Today is the deadline for U.S. House members to sign a bipartisan letter asking U.S. Health and Human Services Department (HHS) leaders to act against drug manufacturers denying 340B pricing on drugs, to halt attempts to turn 340B into a rebate program, and to seat the 340B administrative dispute resolution board immediately and begin processing petitions. The original deadline was Feb. 11.
The letter is being circulated by the same bipartisan group of six U.S. House members that got 217 total representatives last November—173 Democrats and 44 Republicans—to sign a letter opposing efforts to replace up-front 340B drug discounts with back-end rebates. The lawmakers are Reps.

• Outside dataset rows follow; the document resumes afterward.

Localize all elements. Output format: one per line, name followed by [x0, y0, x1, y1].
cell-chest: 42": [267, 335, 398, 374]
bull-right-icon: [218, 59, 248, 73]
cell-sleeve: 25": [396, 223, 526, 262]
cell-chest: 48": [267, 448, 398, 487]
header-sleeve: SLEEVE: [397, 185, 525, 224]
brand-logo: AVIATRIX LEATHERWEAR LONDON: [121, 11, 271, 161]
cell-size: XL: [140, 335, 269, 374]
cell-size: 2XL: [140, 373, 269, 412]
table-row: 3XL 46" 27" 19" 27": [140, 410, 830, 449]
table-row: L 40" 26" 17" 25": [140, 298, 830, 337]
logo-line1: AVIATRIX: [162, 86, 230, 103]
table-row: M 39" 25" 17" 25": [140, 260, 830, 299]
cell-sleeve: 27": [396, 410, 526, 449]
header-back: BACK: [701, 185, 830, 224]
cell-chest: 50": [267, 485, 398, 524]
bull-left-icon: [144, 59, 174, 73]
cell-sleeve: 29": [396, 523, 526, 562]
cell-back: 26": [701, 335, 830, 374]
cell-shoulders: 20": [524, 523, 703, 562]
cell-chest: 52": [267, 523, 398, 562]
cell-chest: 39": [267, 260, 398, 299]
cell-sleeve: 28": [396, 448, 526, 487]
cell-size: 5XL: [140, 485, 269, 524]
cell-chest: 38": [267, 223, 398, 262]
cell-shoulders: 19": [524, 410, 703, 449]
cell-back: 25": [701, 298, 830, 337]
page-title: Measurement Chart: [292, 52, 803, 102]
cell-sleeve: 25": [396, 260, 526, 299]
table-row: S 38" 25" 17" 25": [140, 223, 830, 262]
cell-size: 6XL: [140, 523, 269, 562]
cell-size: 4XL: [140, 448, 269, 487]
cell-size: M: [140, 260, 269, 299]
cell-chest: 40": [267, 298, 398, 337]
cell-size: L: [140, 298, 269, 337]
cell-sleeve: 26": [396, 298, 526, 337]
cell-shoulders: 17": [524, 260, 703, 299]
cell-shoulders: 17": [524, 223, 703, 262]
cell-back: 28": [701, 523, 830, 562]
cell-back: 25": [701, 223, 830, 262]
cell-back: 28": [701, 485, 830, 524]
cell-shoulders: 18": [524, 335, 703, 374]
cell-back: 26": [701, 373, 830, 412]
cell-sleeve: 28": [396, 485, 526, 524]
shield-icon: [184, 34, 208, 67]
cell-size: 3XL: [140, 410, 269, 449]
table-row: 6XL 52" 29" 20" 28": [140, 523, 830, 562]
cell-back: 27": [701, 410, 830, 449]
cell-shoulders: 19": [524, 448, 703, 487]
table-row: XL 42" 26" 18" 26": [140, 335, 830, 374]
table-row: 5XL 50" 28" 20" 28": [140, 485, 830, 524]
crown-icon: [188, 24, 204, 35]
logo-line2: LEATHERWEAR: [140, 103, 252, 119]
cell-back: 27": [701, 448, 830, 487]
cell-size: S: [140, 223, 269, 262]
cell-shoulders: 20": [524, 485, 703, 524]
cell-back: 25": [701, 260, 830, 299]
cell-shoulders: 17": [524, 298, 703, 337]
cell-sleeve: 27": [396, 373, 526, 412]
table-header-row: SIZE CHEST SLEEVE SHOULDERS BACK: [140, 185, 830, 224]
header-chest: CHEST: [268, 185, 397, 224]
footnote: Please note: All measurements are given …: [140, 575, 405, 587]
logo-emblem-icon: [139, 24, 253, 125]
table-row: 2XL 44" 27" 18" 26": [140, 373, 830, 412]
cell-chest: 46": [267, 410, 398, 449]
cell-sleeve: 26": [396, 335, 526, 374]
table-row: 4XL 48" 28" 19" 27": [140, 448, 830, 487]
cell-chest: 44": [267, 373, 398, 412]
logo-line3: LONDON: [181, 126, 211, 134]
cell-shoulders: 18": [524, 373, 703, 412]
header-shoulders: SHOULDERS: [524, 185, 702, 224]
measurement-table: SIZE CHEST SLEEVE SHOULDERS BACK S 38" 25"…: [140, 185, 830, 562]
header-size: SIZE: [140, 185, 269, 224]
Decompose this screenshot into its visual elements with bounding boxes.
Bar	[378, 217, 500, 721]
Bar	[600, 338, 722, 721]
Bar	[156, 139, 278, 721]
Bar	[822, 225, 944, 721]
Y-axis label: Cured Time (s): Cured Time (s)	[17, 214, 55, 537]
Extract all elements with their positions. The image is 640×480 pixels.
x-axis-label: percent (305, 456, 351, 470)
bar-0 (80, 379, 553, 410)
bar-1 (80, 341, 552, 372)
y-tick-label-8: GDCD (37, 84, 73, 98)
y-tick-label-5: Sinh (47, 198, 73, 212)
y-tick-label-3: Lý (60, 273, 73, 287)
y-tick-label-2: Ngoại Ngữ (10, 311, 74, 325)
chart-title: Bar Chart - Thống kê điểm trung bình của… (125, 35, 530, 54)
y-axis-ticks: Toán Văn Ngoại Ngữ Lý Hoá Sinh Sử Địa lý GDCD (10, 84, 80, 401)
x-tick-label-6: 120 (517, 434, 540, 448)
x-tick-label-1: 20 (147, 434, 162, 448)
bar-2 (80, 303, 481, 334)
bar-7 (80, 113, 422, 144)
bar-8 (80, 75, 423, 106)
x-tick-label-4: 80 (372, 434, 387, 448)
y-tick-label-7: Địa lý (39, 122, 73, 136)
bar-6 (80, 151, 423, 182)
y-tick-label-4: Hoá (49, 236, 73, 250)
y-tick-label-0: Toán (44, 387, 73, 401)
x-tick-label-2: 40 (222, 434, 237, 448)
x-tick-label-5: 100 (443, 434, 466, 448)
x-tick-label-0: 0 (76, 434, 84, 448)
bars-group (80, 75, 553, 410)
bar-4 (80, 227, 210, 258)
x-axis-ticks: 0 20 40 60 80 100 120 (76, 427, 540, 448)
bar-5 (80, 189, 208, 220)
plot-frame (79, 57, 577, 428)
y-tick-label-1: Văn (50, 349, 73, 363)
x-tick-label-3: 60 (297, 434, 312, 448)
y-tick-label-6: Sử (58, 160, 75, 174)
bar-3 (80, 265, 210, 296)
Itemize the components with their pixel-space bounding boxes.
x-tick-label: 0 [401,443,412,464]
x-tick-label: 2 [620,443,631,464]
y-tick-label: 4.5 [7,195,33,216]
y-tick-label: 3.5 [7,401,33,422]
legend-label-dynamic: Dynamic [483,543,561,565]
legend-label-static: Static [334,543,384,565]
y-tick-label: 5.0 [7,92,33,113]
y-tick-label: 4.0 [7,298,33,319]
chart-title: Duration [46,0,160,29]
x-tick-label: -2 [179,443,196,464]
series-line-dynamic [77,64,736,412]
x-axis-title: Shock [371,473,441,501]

Abigail D. Spanberger (D-Va.), Cindy Axne (D-Iowa), David McKinley (R-W.Va.), Dusty Johnson (R-S.D.), John Katko (R-N.Y.), and Doris Matsui (D-Calif.).
The letter, addressed to HHS Secretary-designate Xavier Becerra and copied to Acting Secretary Norris Cochran, says the Dec. 30 HHS advisory opinion that manufacturers must provide 340B discounts no matter how entities choose to dispense drugs “has not deterred manufacturers from continuing with unlawful price hikes.
“Many covered entities are struggling with severe financial losses as a result of the COVID-19 pandemic,” the letter says. “They cannot afford to be unfairly targeted by large pharmaceutical corporations or be forced to pay higher up-front costs for the drugs their patients need.” The letter adds that efforts “to change the 340B program from one of upfront discounts to post-sale rebates” would “greatly increase costs for covered entities and give manufacturers tremendous leverage over covered entities.”